While the first phase of our election is a democratic election among individual voters, the second phase is a federalist election among the states. This election is held in December. This second vote in December – not the November vote – determines the identity of our next president. The Constitution provides that the candidate who gets a majority of states’ electors (currently 270) wins the White House.
The Electoral College’s unique blend of democracy and federalism provides many benefits that sometimes get taken for granted.
First, the system encourages presidential candidates to build national coalitions of voters. Candidates can’t focus too exclusively on regional majorities or special interest groups. Polling large margins in isolated regions of the country will doom a candidacy to failure. Hillary Clinton demonstrated the truth of this statement in 2016: She won the national popular vote, but only because she’d disproportionately relied on two states: New York and California. More than 20 percent of Clinton’s 65.8 million votes came from only those two states. Once they are removed from the national total, the situation reverses itself: Trump leads Clinton by more than 3 million votes.

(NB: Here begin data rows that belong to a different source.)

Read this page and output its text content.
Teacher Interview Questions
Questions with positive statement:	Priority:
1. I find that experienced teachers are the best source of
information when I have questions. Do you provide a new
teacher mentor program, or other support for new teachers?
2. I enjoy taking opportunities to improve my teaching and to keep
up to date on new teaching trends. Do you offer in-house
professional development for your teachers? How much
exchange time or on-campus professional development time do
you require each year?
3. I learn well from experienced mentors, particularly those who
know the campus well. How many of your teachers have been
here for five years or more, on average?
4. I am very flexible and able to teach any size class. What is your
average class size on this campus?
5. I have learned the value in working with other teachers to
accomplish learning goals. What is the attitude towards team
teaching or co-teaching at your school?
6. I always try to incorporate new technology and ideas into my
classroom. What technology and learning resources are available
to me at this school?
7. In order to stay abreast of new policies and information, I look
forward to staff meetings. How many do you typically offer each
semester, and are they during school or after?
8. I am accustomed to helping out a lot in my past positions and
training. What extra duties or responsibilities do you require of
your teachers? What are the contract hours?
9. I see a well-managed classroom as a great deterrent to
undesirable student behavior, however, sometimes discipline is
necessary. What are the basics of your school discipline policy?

To be successful, a candidate must win simultaneous, concurrent majorities in many states nationwide. Such victories tend to be achieved by the candidate who does the best job of reaching out to a wide variety of voters in many different parts of the country.
The election in 2016 admittedly felt a lot more divisive than other historical examples, but it also echoes a dynamic that existed in the post-Civil War years. In the late 1800s, the country was sharply divided between North and South. Fortunately, the Electoral College was one influence that healed division and brought the country back together. Consider the fact that, given the electoral map in those days, Democrats could never win the presidency unless they won at least one state that leaned Republican. On the other hand, Republicans couldn’t afford to lose even one state if they wanted to keep the White House.
In short, both sides had incentives (whether they liked it or not) to reach a hand across the political aisle. Those incentives ultimately brought our country to a healthier place. They can and will do the same today.
The Electoral College provides another benefit that too often goes unnoticed: It controls the effect of fraud and error on national vote totals.
In order to influence national vote totals today, you have to know when and where to steal a vote. And if one person can predict this location, then every poll watcher/lawyer in the nation can, too! It is hard to steal votes where it matters the most. Moreover, when problems do occur, these issues can be isolated to one or a handful of states.
Now consider a world without the Electoral College: Any vote stolen in any part of the country would always affect the national tally. Dishonest people could easily steal votes in the bluest California precinct or the reddest Texas one, knowing that they would be affecting the final outcome. Fraud would be rampant.
An American historian once said of the Founders’ views on their presidential election system: “[F]or of all things done in the convention,” Max Farrand wrote, “the members seemed to have been prouder of that than of any other, and they seemed to regard it as having solved the problem for any country of how to choose a chief magistrate.”
Any country. Surely that would include 21st-century America.
Tara Ross is the author of Enlightened Democracy: The Case for the Electoral College and We Elect a President: The Story of Our Electoral College.